A gathering of lawmakers and interfaith leaders on Capitol Hill this week encouraged American Muslims to engage more widely in their communities through networking and political participation in order to empower themselves.
The annual Ramadan Iftar Dinner at the Capital Visitor Center in Washington, D.C. was organized by the Muslim American Citizens Coalition and Public Affairs council (MACCPAC).
The event reinforced the message that American Muslims must step up their outreach and engagement at community and political levels.
American Muslim Institution (AMI) was one of the co-sponsors of this event along with a number of the Washington D. C. Islamic organizations, including ADAMS Center, Dar Al Noor Islamic Center, Dar Al Hijrah Islamic Center, McLean Islamic Center and International Institute of Islamic Thoughts.

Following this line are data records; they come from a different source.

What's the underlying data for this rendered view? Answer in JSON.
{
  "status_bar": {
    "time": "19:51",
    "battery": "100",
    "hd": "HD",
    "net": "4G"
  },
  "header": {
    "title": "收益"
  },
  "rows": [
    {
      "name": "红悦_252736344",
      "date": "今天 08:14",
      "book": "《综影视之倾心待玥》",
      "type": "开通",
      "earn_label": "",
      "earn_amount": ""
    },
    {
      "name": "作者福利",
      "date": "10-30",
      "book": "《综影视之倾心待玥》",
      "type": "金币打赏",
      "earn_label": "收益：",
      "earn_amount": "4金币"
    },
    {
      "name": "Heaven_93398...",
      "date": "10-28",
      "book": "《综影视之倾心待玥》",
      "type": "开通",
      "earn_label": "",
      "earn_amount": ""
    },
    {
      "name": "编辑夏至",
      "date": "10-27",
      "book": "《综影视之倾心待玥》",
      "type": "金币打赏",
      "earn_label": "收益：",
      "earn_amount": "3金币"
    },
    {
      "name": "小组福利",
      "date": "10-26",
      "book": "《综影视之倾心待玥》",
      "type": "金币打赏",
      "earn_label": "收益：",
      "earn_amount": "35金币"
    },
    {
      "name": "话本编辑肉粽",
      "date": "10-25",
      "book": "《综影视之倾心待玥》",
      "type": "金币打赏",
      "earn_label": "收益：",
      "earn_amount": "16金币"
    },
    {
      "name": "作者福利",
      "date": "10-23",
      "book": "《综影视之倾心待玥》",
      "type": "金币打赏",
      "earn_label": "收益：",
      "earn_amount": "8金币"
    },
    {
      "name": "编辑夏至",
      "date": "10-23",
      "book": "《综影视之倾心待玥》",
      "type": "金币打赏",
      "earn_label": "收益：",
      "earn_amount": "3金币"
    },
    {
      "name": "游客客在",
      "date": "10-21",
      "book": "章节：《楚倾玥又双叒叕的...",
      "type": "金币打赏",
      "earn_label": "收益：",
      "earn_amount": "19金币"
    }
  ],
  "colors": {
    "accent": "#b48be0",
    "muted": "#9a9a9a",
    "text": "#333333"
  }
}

Senator Tim Kaine of Virginia, who was the Democratic Vice Presidential candidate in 2016, was the keynote speaker at the event, attended by about 100 Muslims and non-Muslims.

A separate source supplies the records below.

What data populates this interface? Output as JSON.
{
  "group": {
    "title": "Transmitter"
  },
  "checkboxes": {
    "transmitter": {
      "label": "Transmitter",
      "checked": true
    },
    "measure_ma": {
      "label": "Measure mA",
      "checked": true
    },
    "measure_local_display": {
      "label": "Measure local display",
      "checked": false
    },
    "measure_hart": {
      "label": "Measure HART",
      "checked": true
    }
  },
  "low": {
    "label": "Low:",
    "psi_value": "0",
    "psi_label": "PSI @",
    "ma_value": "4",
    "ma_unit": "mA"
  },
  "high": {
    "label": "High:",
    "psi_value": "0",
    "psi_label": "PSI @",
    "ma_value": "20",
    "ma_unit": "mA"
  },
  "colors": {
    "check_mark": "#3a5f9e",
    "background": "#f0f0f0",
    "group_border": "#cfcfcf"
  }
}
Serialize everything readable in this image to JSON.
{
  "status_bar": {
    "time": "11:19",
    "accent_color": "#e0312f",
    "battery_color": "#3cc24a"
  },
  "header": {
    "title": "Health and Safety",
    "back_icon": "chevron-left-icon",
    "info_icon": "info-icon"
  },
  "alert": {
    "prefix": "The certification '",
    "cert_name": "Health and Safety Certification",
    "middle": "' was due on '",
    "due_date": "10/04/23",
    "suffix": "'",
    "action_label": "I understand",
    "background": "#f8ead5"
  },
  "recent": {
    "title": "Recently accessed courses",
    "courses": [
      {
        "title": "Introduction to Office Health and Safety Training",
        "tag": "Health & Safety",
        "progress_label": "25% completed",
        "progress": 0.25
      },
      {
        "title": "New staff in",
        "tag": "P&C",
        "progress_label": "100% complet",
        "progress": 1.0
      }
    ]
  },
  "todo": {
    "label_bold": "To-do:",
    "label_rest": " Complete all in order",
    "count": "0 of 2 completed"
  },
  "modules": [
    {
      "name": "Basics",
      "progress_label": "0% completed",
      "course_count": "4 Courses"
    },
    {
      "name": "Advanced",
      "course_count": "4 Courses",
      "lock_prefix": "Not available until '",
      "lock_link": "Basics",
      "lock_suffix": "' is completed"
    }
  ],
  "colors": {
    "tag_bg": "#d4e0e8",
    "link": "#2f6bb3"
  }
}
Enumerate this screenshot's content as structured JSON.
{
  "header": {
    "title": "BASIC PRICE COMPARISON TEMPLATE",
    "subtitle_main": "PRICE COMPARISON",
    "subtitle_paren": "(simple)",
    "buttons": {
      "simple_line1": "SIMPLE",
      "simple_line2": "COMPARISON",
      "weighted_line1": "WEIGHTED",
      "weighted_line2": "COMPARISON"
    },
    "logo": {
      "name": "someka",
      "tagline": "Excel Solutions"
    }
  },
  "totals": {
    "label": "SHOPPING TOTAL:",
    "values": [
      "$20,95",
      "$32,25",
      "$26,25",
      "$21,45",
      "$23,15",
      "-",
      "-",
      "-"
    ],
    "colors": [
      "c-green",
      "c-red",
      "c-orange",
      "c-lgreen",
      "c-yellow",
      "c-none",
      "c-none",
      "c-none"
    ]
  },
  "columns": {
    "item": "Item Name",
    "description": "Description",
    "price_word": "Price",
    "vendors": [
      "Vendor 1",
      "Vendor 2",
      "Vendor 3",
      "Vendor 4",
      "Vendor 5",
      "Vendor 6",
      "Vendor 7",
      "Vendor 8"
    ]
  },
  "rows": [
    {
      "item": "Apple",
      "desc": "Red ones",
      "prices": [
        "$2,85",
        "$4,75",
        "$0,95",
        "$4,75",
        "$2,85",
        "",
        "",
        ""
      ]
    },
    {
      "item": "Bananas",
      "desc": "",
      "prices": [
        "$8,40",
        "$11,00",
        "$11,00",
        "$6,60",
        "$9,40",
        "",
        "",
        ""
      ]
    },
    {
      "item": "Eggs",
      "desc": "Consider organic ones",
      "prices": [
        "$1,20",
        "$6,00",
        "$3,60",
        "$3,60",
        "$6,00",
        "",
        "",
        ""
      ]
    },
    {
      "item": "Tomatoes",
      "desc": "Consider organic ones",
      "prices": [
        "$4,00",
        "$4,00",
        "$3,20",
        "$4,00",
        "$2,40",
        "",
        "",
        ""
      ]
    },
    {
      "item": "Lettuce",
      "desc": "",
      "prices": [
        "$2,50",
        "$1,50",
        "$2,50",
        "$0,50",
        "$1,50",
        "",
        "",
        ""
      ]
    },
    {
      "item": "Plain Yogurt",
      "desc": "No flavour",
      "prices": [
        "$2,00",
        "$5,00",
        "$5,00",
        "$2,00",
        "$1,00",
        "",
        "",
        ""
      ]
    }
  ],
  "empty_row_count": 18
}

A team of ten Muslim Boy Scouts from the ADAMS Center performed the U.S. Flag Honor Guard and Pledge of Allegiance Ceremony to the delight and applause of the multicultural audience, reflecting America’s strength in diversity.

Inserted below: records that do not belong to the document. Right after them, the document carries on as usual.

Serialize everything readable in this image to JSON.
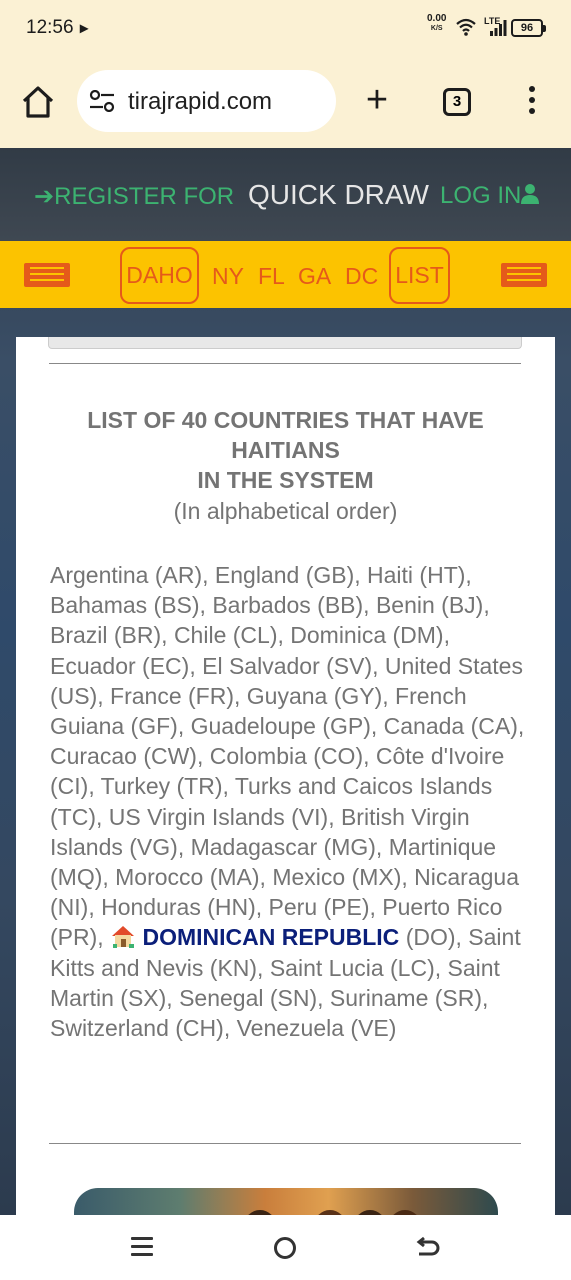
{
  "status_bar": {
    "time": "12:56",
    "net_speed": "0.00",
    "net_unit": "K/S",
    "network": "LTE",
    "battery": "96"
  },
  "browser": {
    "url": "tirajrapid.com",
    "tab_count": "3"
  },
  "site": {
    "nav": {
      "register": "REGISTER FOR",
      "center_title": "QUICK DRAW",
      "login": "LOG IN"
    },
    "states": {
      "daho": "DAHO",
      "ny": "NY",
      "fl": "FL",
      "ga": "GA",
      "dc": "DC",
      "list": "LIST"
    },
    "content": {
      "heading_line1": "LIST OF 40 COUNTRIES THAT HAVE",
      "heading_line2": "HAITIANS",
      "heading_line3": "IN THE SYSTEM",
      "subheading": "(In alphabetical order)",
      "countries_before": "Argentina (AR), England (GB), Haiti (HT), Bahamas (BS), Barbados (BB), Benin (BJ), Brazil (BR), Chile (CL), Dominica (DM), Ecuador (EC), El Salvador (SV), United States (US), France (FR), Guyana (GY), French Guiana (GF), Guadeloupe (GP), Canada (CA), Curacao (CW), Colombia (CO), Côte d'Ivoire (CI), Turkey (TR), Turks and Caicos Islands (TC), US Virgin Islands (VI), British Virgin Islands (VG), Madagascar (MG), Martinique (MQ), Morocco (MA), Mexico (MX), Nicaragua (NI), Honduras (HN), Peru (PE), Puerto Rico (PR),",
      "highlight": "DOMINICAN REPUBLIC",
      "countries_after": "(DO), Saint Kitts and Nevis (KN), Saint Lucia (LC), Saint Martin (SX), Senegal (SN), Suriname (SR), Switzerland (CH), Venezuela (VE)"
    }
  },
  "colors": {
    "chrome_bg": "#fbf1d4",
    "accent_green": "#3cb371",
    "yellow_bar": "#fcc300",
    "orange": "#e55a1a",
    "highlight_blue": "#0b1f7a",
    "text_gray": "#747474"
  },
  "icons": {
    "home": "home-icon",
    "site_info": "tune-icon",
    "new_tab": "plus-icon",
    "menu": "more-vert-icon",
    "register": "sign-in-icon",
    "login": "user-icon",
    "house": "house-icon"
  }
}
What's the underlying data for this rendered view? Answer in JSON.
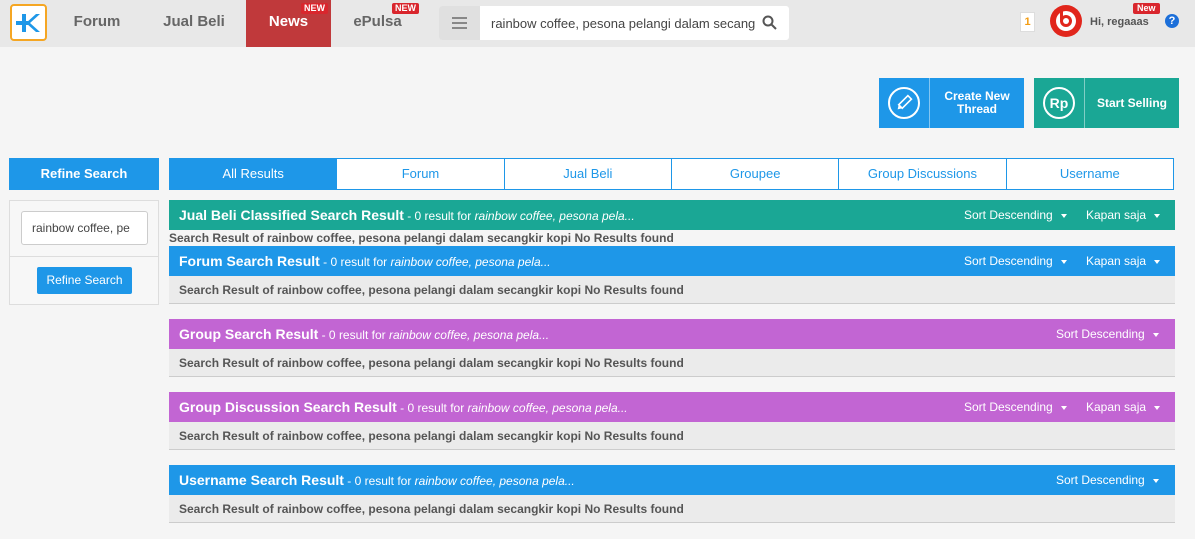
{
  "topbar": {
    "nav": [
      {
        "label": "Forum",
        "active": false,
        "badge": ""
      },
      {
        "label": "Jual Beli",
        "active": false,
        "badge": ""
      },
      {
        "label": "News",
        "active": true,
        "badge": "NEW"
      },
      {
        "label": "ePulsa",
        "active": false,
        "badge": "NEW"
      }
    ],
    "search_value": "rainbow coffee, pesona pelangi dalam secang",
    "notification_count": "1",
    "greeting": "Hi, regaaas",
    "user_badge": "New"
  },
  "actions": {
    "create_thread": "Create New Thread",
    "start_selling": "Start Selling",
    "rp_symbol": "Rp"
  },
  "refine": {
    "header": "Refine Search",
    "input_value": "rainbow coffee, pe",
    "button": "Refine Search"
  },
  "tabs": [
    "All Results",
    "Forum",
    "Jual Beli",
    "Groupee",
    "Group Discussions",
    "Username"
  ],
  "sections": [
    {
      "title": "Jual Beli Classified Search Result",
      "meta": " - 0 result for ",
      "query": "rainbow coffee, pesona pela...",
      "sort": "Sort Descending",
      "time": "Kapan saja",
      "body": "Search Result of rainbow coffee, pesona pelangi dalam secangkir kopi No Results found"
    },
    {
      "title": "Forum Search Result",
      "meta": " - 0 result for ",
      "query": "rainbow coffee, pesona pela...",
      "sort": "Sort Descending",
      "time": "Kapan saja",
      "body": "Search Result of rainbow coffee, pesona pelangi dalam secangkir kopi No Results found"
    },
    {
      "title": "Group Search Result",
      "meta": " - 0 result for ",
      "query": "rainbow coffee, pesona pela...",
      "sort": "Sort Descending",
      "body": "Search Result of rainbow coffee, pesona pelangi dalam secangkir kopi No Results found"
    },
    {
      "title": "Group Discussion Search Result",
      "meta": " - 0 result for ",
      "query": "rainbow coffee, pesona pela...",
      "sort": "Sort Descending",
      "time": "Kapan saja",
      "body": "Search Result of rainbow coffee, pesona pelangi dalam secangkir kopi No Results found"
    },
    {
      "title": "Username Search Result",
      "meta": " - 0 result for ",
      "query": "rainbow coffee, pesona pela...",
      "sort": "Sort Descending",
      "body": "Search Result of rainbow coffee, pesona pelangi dalam secangkir kopi No Results found"
    }
  ],
  "colors": {
    "teal": "#1aa795",
    "blue": "#1e97e8",
    "purple": "#c265d3",
    "news_red": "#c0393b"
  }
}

In his speech, Senator Kaine acknowledged and appreciated the contributions American Muslims are making in a host of areas, including medicine, sciences, IT industry, services and many other professional areas.
He recounted that the proudest moment of his public life was when he went to the Dulles International Airport earlier this year to join the protest in response to President Trump’s first Executive Order against travelers and refugees from the seven Muslim majority countries.
These spontaneous protests across the United States by Americans of all religions, races, ethnicity and color represented inherent goodness of the American people.
He also added that what has happened in the federal and appeals courts since the two Executive Orders were issued by President Trump earlier this year shows remarkable independence of the U.S. judicial system.
In her remarks, Congresswomen Sheila Jackson Lee of Texas focused on the need for Muslims throughout the United States to be actively engaged in the public square because it is not only the American Muslims but Black Americans, Hispanic Americans and other minorities, who are being affected by the rhetoric and policies of the current Administration.
The Jewish American representatives, I spoke to at the event emphasized the need for all of us to be proactive in our civic engagement with local communities, elected officials and other civil rights groups.
Overall, the event showed the cooperation among various American Muslim organizations and their outreach efforts with their elected leaders.
In the face of the ongoing challenges that started with the 2016 election campaign, America’ diverse communities should not only raise voices for themselves but for all.
We cannot afford to be silent when other groups are being unfairly targeted. For example, it was heartening to see Jewish, Christian, and other Americans with signs “I am a Muslim” at demonstrations across the country in response to the anti-Muslim travel ban issued through executive orders earlier this year.